The thing that’s amazing about Lamberts Point is that the coal goes directly from the train into the shiploader and onto the ship. (Well, there’s a slight exception called the surge silo, in some cases.) The other thing that’s really cool is that you have dozens of trainloads that have come from places like McDowell and Wyoming Counties, West Virginia, or Buchanan County, Virginia, and at the upper end of the Lamberts Point pier the locomotives are detached from the coal cars, and from there on it’s all done by gravity.
It’s a bit like one of those Rube Goldberg machines where, once the first part is set into motion, a whole chain of events unfolds without the need for any outside propulsion.
If you look at the (admittedly tiny) photo above, you will see a few hundred coal cars that have no locomotive attached. Each individual car is known by an identifying number, and each one is released down the slope in a certain intricate sequence in order to put together a particular blend for an overseas customer. Since 95% of the coal moving through Norfolk is metallurgical, that will be a steel company. Using the names I am familiar with from a little ways back, that could be Sollac or British Steel, Eregli or Ilva, Posco or Nippon Steel. Probably these have all changed their corporate identities by now.

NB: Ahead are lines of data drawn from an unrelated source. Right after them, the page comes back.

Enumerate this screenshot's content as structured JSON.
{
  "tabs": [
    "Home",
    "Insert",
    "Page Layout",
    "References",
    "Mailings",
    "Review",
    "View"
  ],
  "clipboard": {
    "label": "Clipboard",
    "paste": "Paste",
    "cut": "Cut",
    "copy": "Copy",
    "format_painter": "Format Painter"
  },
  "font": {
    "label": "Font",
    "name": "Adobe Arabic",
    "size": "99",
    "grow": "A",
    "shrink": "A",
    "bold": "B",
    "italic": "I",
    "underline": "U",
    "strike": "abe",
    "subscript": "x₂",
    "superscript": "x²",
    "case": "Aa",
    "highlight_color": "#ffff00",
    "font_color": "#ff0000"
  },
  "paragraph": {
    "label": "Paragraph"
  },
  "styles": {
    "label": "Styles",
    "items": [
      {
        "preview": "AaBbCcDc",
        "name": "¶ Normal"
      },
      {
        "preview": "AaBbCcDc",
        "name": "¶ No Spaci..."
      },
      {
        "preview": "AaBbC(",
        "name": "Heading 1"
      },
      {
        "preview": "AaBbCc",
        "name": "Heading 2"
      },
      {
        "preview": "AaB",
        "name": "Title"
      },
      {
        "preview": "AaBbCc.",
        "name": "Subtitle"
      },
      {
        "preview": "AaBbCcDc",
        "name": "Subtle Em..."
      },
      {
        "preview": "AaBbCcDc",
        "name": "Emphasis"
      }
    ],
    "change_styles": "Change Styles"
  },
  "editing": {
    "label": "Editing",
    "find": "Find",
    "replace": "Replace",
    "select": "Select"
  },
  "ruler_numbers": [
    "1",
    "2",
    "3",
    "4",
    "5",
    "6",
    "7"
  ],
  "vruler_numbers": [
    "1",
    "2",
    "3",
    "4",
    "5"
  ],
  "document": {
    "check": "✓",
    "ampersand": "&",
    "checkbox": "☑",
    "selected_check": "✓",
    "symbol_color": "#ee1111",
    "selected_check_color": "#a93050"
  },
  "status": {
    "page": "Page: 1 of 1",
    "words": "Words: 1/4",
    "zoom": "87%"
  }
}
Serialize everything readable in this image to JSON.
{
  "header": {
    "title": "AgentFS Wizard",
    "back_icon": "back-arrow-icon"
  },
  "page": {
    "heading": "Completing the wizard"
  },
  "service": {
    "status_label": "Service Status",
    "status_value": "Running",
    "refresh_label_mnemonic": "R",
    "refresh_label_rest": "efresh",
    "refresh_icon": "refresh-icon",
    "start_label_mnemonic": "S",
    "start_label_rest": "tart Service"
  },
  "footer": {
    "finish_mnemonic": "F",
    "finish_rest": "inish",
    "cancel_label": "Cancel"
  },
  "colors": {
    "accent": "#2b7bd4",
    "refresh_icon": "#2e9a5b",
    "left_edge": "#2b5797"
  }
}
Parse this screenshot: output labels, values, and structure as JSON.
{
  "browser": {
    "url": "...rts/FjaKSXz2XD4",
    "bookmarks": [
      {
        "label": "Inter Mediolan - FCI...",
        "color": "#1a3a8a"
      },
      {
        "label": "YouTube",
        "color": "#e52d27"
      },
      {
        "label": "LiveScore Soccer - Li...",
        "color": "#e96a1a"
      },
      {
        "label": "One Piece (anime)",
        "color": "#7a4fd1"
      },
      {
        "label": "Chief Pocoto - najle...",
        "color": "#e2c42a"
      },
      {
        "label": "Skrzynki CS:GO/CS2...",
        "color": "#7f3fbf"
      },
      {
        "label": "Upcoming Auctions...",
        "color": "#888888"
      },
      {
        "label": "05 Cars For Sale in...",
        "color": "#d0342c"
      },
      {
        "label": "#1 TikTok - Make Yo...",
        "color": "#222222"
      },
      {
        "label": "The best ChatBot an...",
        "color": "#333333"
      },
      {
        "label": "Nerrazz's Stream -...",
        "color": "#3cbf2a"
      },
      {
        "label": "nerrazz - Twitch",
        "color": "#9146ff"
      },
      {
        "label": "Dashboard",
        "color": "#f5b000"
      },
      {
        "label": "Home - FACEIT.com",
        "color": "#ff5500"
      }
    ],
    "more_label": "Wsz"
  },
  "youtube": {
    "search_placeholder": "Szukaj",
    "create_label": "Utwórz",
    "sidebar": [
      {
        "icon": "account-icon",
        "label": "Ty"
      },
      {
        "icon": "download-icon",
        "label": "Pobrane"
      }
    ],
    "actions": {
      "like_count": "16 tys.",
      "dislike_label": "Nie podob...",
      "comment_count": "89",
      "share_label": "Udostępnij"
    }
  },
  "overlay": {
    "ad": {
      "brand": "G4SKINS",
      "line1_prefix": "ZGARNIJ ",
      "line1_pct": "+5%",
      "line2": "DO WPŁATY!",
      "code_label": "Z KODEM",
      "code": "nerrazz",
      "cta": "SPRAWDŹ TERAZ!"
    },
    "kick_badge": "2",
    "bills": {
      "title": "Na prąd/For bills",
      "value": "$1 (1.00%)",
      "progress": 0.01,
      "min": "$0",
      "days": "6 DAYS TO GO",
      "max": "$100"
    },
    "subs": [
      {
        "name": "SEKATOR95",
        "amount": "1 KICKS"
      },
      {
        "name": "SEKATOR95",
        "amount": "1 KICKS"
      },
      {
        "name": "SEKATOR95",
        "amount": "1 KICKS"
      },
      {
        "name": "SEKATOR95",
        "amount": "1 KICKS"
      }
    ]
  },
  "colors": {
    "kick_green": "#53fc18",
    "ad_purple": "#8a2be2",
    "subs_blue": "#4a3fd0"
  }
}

Carefully shepherded by a team up in a giant glass-sided control tower, each car passes in its proper sequence over an electronic scale and then glides into the dumper area. If it is during the winter, there is a detour through the thaw shed to heat up the railcar, since otherwise frozen coal might stick into the car. And then the railcar goes into the dumper area and gets turned completely upside down—track and car together—to empty out the coal. This is much more efficient than hopper cars in which bottom slats open up to let the coal out. The photo below is not from Lamberts Point, but it illustrates the concept of rotary dumping.
The empty railcars then pick up momentum and glide up a slight slope into the “kickback” area, where they roll back gracefully onto a different track for diversion to the area of the yard where they will be hitched up to locomotives again and return to the coalfields.
In the meantime, the coal from the rotary dumpers is fed into towering shiploaders that drop coal into vessels of up to capesize proportions. That means vessels of around 120,000 deadweight tons, ones so large they can’t go through the Panama Canal—those smaller ones are called panamaxes.
And what kinds of coal, exactly, are going overseas? Here is a list from when I was knowledgeable about the business—it has certainly changed since then—Buchanan, Amonate, Jenkinjones, Virginia Pocahontas, McClure, Clinchfield, Moss No. 3, Kopperston, Rocklick, Tanoma, Virginia Crews, Iager, Red Ash, Litwar, Race Fork, Permac, Raven, Pinnacle.
I know that a lot of those operations have shut down, but I hear that new things are happening in the overseas market, and that India and China are buying a lot of coal. But it all goes back to a world of narrow, shadowy valleys on that Virginia/West Virginia border, towns like Welch and War and Wolf Pen, with the big tipple and next to it the rail spur that takes up nearly all of the space next to the stream, and a row of houses and a twisting little road that winds its way along.